For me personally, my story begins in the Old First Ward of Newark. But for the full family story, I need to go back to Italy.
But it wasn’t actually Italy.
At the time my great-grandfather, Gabriele Ficetola, was born, Italy didn’t really exist. Unification of the nation of Italy didn’t take place until 1861. He was born in 1856 in Calabritto, Avellino, which is part of the Campania region. He was the first of my family to come to America in 1888. When he arrived at Ellis Island, his name was changed to what I’ve known my entire life – Gabriel E. Fucetola.
The peninsula of Italy has been inhabited from 800BC. Since classical antiquity, ancient Etruscans, various Italic peoples, including the Celts, Magna Graecia colonists, French, Austrians, Germanic peoples, and other ancient societies have inhabited the Italian Peninsula. You can find influences from the Greeks, Arabs, and more. If you attended a Western Civilization class in high school or college, just about every society mentioned called Italy home at one point.
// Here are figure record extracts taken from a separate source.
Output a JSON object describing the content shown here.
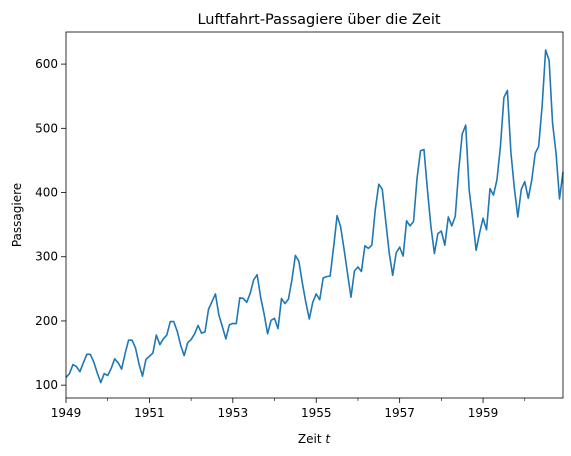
{
  "chart_data": {
    "type": "line",
    "title": "Luftfahrt-Passagiere über die Zeit",
    "xlabel": "Zeit",
    "xlabel_italic_var": "t",
    "ylabel": "Passagiere",
    "x_start": 1949,
    "x_step": 0.0833333,
    "xlim": [
      1949,
      1960.9166667
    ],
    "ylim": [
      80,
      650
    ],
    "x_major_ticks": [
      1949,
      1951,
      1953,
      1955,
      1957,
      1959
    ],
    "x_minor_ticks": [
      1950,
      1952,
      1954,
      1956,
      1958,
      1960
    ],
    "y_ticks": [
      100,
      200,
      300,
      400,
      500,
      600
    ],
    "grid": false,
    "line_color": "#1f77b4",
    "series": [
      {
        "values": [
          112,
          118,
          132,
          129,
          121,
          135,
          148,
          148,
          136,
          119,
          104,
          118,
          115,
          126,
          141,
          135,
          125,
          149,
          170,
          170,
          158,
          133,
          114,
          140,
          145,
          150,
          178,
          163,
          172,
          178,
          199,
          199,
          184,
          162,
          146,
          166,
          171,
          180,
          193,
          181,
          183,
          218,
          230,
          242,
          209,
          191,
          172,
          194,
          196,
          196,
          236,
          235,
          229,
          243,
          264,
          272,
          237,
          211,
          180,
          201,
          204,
          188,
          235,
          227,
          234,
          264,
          302,
          293,
          259,
          229,
          203,
          229,
          242,
          233,
          267,
          269,
          270,
          315,
          364,
          347,
          312,
          274,
          237,
          278,
          284,
          277,
          317,
          313,
          318,
          374,
          413,
          405,
          355,
          306,
          271,
          306,
          315,
          301,
          356,
          348,
          355,
          422,
          465,
          467,
          404,
          347,
          305,
          336,
          340,
          318,
          362,
          348,
          363,
          435,
          491,
          505,
          404,
          359,
          310,
          337,
          360,
          342,
          406,
          396,
          420,
          472,
          548,
          559,
          463,
          407,
          362,
          405,
          417,
          391,
          419,
          461,
          472,
          535,
          622,
          606,
          508,
          461,
          390,
          432
        ]
      }
    ]
  }
}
Just like how most of us look at New Jersey, Italy is kind of the same. The Northern and Southern regions have different and distinct ways of life. Northern Italy was one of education and industry, Southern Italy was poor and hungry. Post unification, most Italian immigrants to the United States came from the Southern regions of Italy; specifically Campania, Apulia, Basilicata, Calabria, and Sicily. Between 1880 and 1914, more than 4 million Italians immigrated to the United States.
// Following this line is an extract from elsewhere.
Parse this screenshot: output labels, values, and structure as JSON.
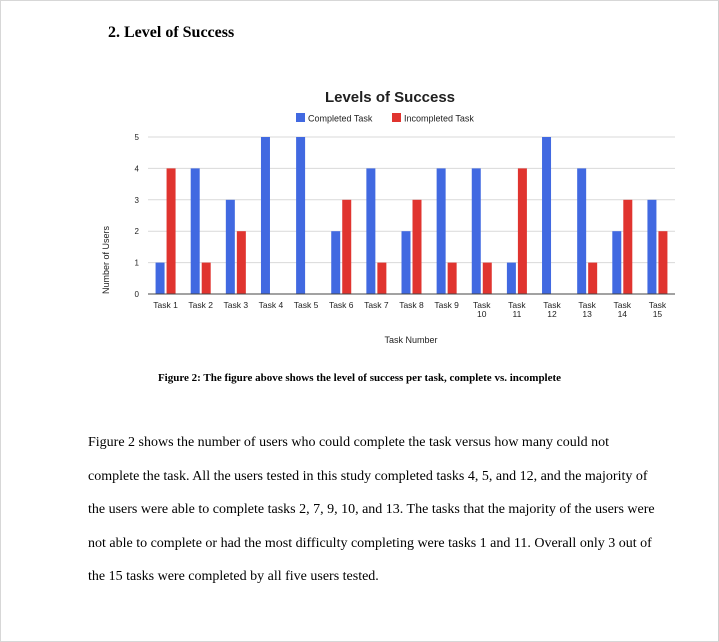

So as those individuals emigrated, they didn’t have that strong emotion for a united Italy. They had strong emotions about their province. As time passed and generations grew, they looked at their heritage less from a regional association and more from a national heritage. Americans of Italian descent were just that. They weren’t Campanian, they were Italian. We now have an incredible pride in our heritage, be it regionally or nationally.
But it proves what I’ve always said, everyone wants to be Italian.